Les contrats en branche 21 (avec taux d'intérêt garanti) sont soumis à un précompte mobilier de 30% sur les intérêts si le rachat intervient avant 8 ans de détention. Après 8 ans, ce précompte est souvent exonéré (si le taux garanti est faible ou nul). La solution : opter pour une AVL luxembourgeoise en branche 23 pure, sans aucun taux garanti — les gains sont alors totalement exonérés sans condition de durée.
La succession d'un résident belge décédé peut être soumise aux droits de succession belges régionaux sur les biens situés en Belgique et sur les actifs mobiliers mondiaux dans certains cas.
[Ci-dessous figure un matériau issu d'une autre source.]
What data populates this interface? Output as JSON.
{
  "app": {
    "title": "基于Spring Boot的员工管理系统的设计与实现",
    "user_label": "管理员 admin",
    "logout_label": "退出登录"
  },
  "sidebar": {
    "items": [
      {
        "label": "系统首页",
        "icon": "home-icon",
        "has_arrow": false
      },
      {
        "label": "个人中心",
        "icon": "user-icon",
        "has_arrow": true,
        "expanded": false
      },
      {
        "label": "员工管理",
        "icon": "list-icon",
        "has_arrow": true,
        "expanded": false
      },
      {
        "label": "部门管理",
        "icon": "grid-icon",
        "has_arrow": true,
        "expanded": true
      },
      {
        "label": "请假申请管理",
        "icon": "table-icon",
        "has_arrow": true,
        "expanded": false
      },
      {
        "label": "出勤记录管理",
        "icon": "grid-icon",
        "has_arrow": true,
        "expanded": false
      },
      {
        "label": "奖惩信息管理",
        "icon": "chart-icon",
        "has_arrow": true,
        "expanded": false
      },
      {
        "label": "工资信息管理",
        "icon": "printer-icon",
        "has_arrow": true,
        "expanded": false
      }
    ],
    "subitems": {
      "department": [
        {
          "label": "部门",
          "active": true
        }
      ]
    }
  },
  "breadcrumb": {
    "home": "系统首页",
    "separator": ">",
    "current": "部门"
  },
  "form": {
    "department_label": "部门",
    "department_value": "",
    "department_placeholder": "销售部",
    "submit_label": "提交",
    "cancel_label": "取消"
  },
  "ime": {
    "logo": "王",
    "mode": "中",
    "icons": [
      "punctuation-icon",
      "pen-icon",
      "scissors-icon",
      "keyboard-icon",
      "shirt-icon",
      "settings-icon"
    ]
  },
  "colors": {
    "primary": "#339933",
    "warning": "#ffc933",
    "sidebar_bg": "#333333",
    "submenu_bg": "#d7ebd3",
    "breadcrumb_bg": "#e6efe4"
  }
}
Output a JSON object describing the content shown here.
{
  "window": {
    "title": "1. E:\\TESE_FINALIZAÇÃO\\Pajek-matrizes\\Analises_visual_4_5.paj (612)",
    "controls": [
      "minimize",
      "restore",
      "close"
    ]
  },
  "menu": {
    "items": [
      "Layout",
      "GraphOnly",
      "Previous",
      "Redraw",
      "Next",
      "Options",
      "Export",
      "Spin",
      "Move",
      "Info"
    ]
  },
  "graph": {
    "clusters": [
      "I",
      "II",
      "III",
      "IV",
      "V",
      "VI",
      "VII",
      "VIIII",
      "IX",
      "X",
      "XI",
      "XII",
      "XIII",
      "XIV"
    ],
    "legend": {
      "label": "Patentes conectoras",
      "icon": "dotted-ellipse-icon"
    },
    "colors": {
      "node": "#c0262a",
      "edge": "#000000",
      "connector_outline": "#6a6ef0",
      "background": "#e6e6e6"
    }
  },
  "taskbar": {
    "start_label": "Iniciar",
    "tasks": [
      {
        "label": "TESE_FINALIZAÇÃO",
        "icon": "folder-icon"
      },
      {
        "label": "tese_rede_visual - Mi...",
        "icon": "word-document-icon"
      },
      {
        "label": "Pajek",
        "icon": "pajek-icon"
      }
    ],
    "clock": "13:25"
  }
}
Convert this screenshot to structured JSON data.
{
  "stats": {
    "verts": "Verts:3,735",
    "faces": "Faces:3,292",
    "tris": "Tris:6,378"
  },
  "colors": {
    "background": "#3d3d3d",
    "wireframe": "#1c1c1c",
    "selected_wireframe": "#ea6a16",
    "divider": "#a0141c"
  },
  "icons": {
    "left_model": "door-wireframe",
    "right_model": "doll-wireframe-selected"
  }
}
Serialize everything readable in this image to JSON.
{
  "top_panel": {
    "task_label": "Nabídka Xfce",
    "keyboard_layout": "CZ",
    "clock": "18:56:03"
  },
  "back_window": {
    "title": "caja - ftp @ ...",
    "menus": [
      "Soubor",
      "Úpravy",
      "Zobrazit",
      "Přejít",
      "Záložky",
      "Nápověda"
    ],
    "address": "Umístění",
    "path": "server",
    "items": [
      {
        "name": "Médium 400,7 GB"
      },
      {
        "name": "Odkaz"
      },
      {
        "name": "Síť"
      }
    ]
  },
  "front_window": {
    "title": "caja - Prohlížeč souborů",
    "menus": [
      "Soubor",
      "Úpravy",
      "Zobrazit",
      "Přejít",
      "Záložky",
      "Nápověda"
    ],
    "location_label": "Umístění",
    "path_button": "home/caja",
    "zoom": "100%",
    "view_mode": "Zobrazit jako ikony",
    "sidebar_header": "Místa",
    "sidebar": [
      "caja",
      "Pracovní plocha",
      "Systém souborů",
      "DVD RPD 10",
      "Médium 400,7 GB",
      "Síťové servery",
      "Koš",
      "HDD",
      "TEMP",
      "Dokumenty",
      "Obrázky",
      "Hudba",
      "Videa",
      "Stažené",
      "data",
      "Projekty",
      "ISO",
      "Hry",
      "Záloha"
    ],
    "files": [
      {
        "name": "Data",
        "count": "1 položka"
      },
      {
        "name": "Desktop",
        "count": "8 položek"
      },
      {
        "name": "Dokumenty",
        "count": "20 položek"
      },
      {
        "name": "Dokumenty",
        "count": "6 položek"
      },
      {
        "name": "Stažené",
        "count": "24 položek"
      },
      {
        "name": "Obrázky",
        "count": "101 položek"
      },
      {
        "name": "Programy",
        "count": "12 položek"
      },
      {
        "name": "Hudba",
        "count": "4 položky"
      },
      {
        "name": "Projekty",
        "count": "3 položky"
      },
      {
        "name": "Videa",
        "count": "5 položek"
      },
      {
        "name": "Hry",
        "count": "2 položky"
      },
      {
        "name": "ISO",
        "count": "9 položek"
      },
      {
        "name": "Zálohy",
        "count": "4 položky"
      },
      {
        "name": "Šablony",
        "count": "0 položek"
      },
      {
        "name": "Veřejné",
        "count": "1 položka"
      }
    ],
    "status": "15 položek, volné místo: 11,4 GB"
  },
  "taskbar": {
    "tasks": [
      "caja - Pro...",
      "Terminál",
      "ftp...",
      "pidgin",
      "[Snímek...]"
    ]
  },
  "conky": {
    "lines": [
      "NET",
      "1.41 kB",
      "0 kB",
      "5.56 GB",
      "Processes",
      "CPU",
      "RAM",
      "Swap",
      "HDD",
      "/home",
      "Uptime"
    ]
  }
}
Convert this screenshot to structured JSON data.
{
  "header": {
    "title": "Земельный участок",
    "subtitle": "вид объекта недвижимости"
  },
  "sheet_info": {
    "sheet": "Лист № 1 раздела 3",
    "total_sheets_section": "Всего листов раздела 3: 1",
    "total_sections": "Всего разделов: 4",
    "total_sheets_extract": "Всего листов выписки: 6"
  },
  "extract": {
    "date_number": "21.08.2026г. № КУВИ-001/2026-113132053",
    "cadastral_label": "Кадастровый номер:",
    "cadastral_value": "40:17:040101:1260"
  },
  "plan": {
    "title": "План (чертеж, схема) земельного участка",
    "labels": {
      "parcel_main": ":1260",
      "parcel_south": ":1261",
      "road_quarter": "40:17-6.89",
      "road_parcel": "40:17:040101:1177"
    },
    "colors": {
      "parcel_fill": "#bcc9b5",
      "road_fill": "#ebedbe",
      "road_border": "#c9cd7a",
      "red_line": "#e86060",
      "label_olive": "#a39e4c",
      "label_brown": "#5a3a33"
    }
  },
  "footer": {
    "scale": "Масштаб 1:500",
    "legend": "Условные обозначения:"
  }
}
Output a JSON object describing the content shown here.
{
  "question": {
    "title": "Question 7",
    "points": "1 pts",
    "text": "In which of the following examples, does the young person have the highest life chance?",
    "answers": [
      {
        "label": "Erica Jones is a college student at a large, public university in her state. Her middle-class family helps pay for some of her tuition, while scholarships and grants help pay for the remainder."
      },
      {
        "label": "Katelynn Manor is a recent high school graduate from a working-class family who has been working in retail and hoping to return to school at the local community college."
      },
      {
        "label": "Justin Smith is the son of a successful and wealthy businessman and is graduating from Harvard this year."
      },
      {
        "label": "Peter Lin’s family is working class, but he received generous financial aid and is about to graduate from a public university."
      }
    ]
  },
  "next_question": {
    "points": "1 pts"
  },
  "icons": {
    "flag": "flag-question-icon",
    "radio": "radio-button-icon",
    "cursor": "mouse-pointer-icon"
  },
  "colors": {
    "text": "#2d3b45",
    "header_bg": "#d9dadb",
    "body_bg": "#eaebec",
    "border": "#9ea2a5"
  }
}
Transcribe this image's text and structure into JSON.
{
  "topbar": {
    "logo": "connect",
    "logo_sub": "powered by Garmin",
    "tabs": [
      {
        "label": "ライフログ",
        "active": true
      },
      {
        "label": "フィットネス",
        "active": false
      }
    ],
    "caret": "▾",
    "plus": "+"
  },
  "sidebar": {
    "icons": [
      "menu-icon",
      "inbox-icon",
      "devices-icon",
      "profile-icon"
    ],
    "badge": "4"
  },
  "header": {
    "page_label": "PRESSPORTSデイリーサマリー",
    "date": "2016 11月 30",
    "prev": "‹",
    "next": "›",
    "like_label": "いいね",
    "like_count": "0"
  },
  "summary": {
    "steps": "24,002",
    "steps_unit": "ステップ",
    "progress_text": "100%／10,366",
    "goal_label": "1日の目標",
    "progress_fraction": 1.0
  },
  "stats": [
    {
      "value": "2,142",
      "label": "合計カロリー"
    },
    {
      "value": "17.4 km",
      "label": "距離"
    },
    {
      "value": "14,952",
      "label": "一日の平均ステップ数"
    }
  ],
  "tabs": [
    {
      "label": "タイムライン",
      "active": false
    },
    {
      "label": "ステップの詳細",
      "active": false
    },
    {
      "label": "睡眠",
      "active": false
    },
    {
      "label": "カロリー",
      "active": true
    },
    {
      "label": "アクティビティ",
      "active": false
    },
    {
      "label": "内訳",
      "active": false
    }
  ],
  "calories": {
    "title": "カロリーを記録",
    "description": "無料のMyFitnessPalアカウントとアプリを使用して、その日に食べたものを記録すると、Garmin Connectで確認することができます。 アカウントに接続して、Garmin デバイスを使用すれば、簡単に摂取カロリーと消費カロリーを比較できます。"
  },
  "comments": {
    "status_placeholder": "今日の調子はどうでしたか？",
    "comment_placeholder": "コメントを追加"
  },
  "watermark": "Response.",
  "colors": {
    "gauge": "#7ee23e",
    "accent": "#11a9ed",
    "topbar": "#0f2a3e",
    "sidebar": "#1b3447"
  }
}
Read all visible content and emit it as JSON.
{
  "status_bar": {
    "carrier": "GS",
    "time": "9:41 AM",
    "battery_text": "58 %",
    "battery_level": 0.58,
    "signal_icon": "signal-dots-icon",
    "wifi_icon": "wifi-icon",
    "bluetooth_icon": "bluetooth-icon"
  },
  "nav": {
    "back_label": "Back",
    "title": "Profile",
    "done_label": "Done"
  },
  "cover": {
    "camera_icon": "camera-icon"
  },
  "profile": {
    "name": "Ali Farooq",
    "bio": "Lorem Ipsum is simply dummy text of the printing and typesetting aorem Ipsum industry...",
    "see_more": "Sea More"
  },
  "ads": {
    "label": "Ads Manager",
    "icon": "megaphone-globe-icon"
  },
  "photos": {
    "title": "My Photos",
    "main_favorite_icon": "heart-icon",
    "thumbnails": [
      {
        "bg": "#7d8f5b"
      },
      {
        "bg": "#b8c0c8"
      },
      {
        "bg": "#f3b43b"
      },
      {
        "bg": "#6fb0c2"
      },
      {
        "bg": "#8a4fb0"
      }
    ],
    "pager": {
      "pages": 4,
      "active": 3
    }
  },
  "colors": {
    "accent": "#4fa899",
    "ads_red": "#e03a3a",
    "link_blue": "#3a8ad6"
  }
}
Parallèlement, si vos bénéficiaires sont résidents fiscaux français, ils peuvent être soumis au prélèvement de l'art. 990 I du CGI (20% puis 31,25%) après abattement de 152 500€. La double convention France-Belgique de 1959 sur les successions encadre les conflits — mais une analyse spécifique de votre clause bénéficiaire reste indispensable.
Côté belge : votre AVL luxembourgeoise doit être déclarée dans la déclaration à l'impôt des personnes physiques (IPP) belge (case contrats d'assurance-vie étrangers). Les autorités belges ont accès aux données via CRS depuis 2017. Côté français : déclaration via le formulaire 3916-bis lors de votre déclaration de revenus française si vous avez des revenus de source française. L'omission dans l'une ou l'autre déclaration est détectable et expose à des amendes significatives dans les deux pays.